Zu spät ins Bett oder zu früh aus den Federn: Wer chronisch zu wenig oder schlecht schläft, gefährdet ernsthaft seine Gesundheit – warnen Schlafforscher. Es sei sogar das am weitesten verbreitete Hochrisiko-Verhalten unserer Tage. Stichhaltige Beweise für diese These fehlen allerdings noch.

Es ist paradox. Einerseits beklagen sich viele über Müdigkeit, über Erschöpfung, über chronischen Schlafmangel. Andererseits gilt es nach wie vor als Auszeichnung, mit wenig Schlaf auszukommen. Denn wer nicht schläft, hat mehr Zeit für anderes.

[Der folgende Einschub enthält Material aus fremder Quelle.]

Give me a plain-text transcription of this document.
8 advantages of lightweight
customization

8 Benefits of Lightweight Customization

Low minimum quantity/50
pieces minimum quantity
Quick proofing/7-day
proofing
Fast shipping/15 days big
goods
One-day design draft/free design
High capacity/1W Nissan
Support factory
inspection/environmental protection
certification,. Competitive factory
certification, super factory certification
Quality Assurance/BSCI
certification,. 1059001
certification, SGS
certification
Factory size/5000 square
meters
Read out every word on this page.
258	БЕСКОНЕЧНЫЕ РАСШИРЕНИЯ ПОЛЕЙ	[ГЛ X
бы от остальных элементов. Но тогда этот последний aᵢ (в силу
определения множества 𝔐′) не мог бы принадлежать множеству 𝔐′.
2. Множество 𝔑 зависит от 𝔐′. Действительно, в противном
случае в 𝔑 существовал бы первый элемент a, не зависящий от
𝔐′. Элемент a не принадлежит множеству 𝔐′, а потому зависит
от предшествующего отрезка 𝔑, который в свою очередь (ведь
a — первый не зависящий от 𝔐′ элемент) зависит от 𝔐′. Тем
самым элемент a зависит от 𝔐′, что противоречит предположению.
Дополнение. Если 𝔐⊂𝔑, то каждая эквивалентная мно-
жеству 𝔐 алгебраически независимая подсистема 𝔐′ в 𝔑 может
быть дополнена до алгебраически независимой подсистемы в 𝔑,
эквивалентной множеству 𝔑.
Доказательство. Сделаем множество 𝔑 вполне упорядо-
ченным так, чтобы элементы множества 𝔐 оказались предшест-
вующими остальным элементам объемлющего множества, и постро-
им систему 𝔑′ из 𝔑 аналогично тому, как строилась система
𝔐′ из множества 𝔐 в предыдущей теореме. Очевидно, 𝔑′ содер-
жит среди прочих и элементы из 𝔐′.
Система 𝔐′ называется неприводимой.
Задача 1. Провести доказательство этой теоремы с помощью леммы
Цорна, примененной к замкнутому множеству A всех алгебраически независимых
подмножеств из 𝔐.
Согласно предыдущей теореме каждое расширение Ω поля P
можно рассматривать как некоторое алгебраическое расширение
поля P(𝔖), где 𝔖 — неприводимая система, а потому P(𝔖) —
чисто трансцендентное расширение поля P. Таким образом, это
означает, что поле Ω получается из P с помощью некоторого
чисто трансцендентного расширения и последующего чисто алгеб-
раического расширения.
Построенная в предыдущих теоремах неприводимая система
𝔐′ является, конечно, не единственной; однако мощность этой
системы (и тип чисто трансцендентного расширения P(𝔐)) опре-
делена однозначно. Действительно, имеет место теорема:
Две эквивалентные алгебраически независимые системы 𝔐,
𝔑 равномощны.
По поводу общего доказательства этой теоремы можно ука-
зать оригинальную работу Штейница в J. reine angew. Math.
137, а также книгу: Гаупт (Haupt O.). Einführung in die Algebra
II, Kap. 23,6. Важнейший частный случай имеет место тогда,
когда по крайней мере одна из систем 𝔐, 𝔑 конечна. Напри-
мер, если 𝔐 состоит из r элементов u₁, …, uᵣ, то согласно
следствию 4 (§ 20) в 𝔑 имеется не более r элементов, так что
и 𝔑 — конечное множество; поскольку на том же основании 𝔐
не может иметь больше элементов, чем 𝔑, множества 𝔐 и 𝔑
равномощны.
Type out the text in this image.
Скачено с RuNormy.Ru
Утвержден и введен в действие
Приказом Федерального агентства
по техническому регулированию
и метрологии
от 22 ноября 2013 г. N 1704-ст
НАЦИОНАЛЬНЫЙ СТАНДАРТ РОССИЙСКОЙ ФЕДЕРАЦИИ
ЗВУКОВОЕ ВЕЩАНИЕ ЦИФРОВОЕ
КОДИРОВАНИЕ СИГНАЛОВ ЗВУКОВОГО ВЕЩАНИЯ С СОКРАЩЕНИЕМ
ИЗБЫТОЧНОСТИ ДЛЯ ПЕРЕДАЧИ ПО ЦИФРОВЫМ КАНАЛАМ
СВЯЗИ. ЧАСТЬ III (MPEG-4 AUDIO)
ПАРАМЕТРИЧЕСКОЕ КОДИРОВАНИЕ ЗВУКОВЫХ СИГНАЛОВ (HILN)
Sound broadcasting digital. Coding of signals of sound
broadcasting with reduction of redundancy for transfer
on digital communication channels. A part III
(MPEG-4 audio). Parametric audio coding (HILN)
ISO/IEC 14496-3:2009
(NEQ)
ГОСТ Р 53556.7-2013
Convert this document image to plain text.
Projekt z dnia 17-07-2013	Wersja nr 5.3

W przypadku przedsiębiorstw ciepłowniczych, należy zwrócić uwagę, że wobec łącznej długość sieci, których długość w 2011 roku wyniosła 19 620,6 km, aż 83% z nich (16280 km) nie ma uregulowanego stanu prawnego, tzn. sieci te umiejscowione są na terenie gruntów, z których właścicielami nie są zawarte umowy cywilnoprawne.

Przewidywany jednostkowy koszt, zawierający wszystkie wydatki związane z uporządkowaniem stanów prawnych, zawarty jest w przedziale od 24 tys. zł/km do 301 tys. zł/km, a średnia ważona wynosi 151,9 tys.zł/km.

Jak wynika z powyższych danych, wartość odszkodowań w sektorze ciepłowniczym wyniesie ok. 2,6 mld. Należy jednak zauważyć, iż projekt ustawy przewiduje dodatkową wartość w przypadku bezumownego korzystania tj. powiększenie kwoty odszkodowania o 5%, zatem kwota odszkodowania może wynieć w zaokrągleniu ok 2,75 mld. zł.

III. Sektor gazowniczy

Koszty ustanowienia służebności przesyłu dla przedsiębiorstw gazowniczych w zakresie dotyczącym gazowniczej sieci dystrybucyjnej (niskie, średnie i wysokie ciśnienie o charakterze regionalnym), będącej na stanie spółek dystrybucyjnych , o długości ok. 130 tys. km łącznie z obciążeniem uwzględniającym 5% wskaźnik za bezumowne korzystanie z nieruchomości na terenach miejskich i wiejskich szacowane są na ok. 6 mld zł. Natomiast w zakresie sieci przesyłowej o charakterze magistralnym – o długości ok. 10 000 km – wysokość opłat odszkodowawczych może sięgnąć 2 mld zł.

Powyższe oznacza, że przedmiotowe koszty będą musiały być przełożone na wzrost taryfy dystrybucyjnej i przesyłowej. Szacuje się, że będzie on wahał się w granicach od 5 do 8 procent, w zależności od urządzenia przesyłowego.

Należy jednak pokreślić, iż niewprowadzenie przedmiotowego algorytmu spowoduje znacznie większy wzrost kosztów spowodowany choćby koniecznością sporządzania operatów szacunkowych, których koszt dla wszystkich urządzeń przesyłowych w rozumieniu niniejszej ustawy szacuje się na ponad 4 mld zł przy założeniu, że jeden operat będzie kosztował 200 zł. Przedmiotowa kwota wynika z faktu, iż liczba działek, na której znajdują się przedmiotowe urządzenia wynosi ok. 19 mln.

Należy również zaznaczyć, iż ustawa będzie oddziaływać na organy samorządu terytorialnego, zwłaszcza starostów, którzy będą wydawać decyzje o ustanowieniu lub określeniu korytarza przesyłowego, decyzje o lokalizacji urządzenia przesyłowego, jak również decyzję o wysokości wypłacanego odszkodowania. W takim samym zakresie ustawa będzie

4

Mit Vorliebe Manager und Politiker geben geradezu damit an, wie wenig Schlaf sie angeblich brauchen – oft nur vier oder fünf Stunden. Dabei gehen Schlafforscher davon aus, dass der Mensch im Durchschnitt mindestens sieben Stunden Schlaf braucht – auch wenn es grosse Variationen im Schlafbedürfnis gebe.

Wie mit einem Promille Alkohol im Blut

Klar ist: Bereits nach wenigen Nächten mit wenig Schlaf zeigen sich massive Verhaltens-Veränderungen, zum Beispiel in der Reaktionsfähigkeit. Versuchspersonen reagieren in Computer-Tests nach einer Woche mit nur rund sechs Stunden Schlaf pro Nacht so langsam oder ungenau, wie Menschen mit einem Promille Alkohol im Blut. Sie sollten also zum Beispiel nicht mehr Autofahren, sagt der Schlafforscher Christian Cajochen von der Universität Basel.

Doch das ist bei weitem nicht alles. Schlafmangel wirkt sich bereits nach kurzer Zeit auf gewisse Gene aus, die für das Immunsystem und Entzündungsprozesse eine wichtige Rolle spielen. Im Schlaf werden im Gehirn auch giftige Eiweisse beseitigt. Zudem scheint das Gehirn fundamental auf genügend Schlaf angewiesen zu sein, um Inhalte vom Kurzzeitgedächtnis ins Langzeitgedächtnis zu überführen.

Chronischer Schlafmangel

All diese Effekte von Schlafmangel lassen sich allerdings mit einigen Nächten zusätzlichem Schlaf wieder kompensieren. Weit schwieriger zu erforschen als solch kurzfristiger Schlafmangel ist dauerhafter Schlafmangel, weil man hier keine Experimente machen kann, sondern angewiesen ist auf die häufig sehr ungenauen Angaben über ein durchschnittliches Schlafverhalten von Menschen, das dann mit deren Krankengeschichte verglichen wird.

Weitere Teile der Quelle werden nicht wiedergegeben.